Home | About | Sematext search-lucene.com search-hadoop.com
 Search Hadoop and all its subprojects:

Switch to Threaded View
Hive >> mail # user >> Compression of Intermediate Data

Copy link to this message
Re: Compression of Intermediate Data
Hi Hadi

The propertis you specified doen't enable compression of map output. To enable map output compression you need to enable the following properties

SET hive.exec.compress.output=true;

SET mapred.map.output.compression=true;
SET mapred.map.output.compression.codec=org.apache.hadoop.io.compress.SnappyCodec;
This property 'hive.exec.compress.intermediate
' Is used to enable compression of data in between multiple mapreduce jobs generated by a hive query.

Bejoy KS

Sent from handheld, please excuse typos.

-----Original Message-----
From: Hadi Moshayedi <[EMAIL PROTECTED]>
Date: Sat, 6 Oct 2012 16:55:47
Subject: Compression of Intermediate Data

I wanted to look into improving performance of my Hive cluster, and from
what I read turning on compression of intermediate data could help.

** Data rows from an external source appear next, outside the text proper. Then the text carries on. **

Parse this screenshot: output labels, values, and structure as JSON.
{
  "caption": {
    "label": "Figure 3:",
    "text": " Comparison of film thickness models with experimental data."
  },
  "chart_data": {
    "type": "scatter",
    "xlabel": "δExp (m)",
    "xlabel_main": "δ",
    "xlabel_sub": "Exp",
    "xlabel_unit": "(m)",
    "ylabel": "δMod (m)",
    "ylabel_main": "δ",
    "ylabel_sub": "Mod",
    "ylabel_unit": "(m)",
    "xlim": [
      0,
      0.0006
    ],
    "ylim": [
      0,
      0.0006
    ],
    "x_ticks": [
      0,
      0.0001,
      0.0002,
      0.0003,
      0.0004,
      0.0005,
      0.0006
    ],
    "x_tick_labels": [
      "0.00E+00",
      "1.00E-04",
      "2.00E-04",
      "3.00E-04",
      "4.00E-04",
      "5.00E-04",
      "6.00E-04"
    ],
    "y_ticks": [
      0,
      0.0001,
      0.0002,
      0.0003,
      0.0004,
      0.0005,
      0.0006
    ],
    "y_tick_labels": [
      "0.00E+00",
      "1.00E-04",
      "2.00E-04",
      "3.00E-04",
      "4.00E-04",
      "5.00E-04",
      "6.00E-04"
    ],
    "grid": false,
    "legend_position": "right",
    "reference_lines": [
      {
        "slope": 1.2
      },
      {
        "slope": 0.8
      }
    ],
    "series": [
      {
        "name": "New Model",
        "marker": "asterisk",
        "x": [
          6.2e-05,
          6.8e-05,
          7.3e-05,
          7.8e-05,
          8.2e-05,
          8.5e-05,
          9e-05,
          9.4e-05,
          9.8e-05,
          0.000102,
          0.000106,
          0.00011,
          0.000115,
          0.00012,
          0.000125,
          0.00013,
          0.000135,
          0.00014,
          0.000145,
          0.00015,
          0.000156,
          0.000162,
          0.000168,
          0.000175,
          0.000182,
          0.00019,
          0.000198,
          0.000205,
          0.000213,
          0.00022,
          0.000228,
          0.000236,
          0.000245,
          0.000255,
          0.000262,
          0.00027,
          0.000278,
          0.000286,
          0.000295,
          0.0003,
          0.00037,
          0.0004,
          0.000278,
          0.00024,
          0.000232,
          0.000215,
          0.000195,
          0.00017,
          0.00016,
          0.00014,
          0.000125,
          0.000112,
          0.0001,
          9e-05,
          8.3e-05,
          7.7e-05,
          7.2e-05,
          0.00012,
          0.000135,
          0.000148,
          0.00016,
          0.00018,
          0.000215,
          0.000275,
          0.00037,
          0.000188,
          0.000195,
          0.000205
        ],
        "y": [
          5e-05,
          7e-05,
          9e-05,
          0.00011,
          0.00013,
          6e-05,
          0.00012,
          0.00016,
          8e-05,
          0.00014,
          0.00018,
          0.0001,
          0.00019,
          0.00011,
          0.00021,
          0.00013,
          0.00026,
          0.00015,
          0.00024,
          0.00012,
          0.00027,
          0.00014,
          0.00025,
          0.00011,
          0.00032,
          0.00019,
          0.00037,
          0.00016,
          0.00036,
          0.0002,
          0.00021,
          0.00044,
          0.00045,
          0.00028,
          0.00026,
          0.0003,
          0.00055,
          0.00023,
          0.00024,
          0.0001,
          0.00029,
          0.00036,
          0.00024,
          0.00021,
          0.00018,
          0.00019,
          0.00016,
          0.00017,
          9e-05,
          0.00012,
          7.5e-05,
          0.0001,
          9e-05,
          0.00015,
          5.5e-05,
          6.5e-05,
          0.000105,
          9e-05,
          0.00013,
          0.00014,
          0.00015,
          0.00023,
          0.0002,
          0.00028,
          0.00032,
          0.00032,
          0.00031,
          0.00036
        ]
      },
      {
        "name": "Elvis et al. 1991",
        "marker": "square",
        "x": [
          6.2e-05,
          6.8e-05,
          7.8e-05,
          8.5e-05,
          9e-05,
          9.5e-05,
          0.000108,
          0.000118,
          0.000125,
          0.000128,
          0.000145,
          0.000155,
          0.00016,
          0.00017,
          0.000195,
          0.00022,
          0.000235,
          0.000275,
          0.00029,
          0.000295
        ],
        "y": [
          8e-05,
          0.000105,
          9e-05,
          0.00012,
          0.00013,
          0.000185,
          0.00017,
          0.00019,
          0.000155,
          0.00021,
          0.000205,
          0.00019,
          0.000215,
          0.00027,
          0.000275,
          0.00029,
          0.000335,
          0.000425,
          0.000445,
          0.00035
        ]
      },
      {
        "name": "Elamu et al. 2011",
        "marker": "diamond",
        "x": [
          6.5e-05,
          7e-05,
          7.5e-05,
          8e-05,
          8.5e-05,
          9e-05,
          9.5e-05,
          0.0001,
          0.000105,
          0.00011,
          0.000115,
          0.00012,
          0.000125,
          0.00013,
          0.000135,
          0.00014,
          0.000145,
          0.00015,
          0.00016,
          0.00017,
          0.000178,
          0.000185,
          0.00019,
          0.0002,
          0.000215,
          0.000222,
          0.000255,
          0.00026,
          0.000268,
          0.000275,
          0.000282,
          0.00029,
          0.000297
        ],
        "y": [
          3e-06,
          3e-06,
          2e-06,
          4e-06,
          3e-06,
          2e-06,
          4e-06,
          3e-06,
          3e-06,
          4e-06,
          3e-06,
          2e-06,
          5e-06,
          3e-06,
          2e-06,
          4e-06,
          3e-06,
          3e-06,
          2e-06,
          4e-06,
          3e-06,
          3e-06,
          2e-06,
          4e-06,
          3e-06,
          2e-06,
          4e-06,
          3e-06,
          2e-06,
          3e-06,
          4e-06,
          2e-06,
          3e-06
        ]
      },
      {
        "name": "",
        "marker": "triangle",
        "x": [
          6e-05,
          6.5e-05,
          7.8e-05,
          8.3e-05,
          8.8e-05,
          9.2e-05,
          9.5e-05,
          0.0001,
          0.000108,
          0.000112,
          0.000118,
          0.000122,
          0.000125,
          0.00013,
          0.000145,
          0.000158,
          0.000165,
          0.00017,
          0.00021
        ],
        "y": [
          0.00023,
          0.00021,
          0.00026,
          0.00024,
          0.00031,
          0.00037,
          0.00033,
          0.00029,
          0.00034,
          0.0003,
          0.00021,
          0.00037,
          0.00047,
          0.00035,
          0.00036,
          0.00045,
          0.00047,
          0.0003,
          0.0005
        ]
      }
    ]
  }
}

As I
understand, this would help because it would reduce the amount of data
written to disk in between jobs.

I look at the documentation and set the following settings:

SET hive.exec.compress.intermediate=true;
SET mapred.output.compression.type=BLOCK;

 I ran some queries to see how compression impacts the performance. But it
usually made the query time worse. I also had a query whose size of
intermediate data was close to the size of input data, but it made the
performance worse for this query too.

 Question 1: Are the above settings correct settings for using compression
of intermediate data?

 Question 2: Are there use-cases in which compression of intermediate data
would not help performance? Why would someone not keep it turned on always?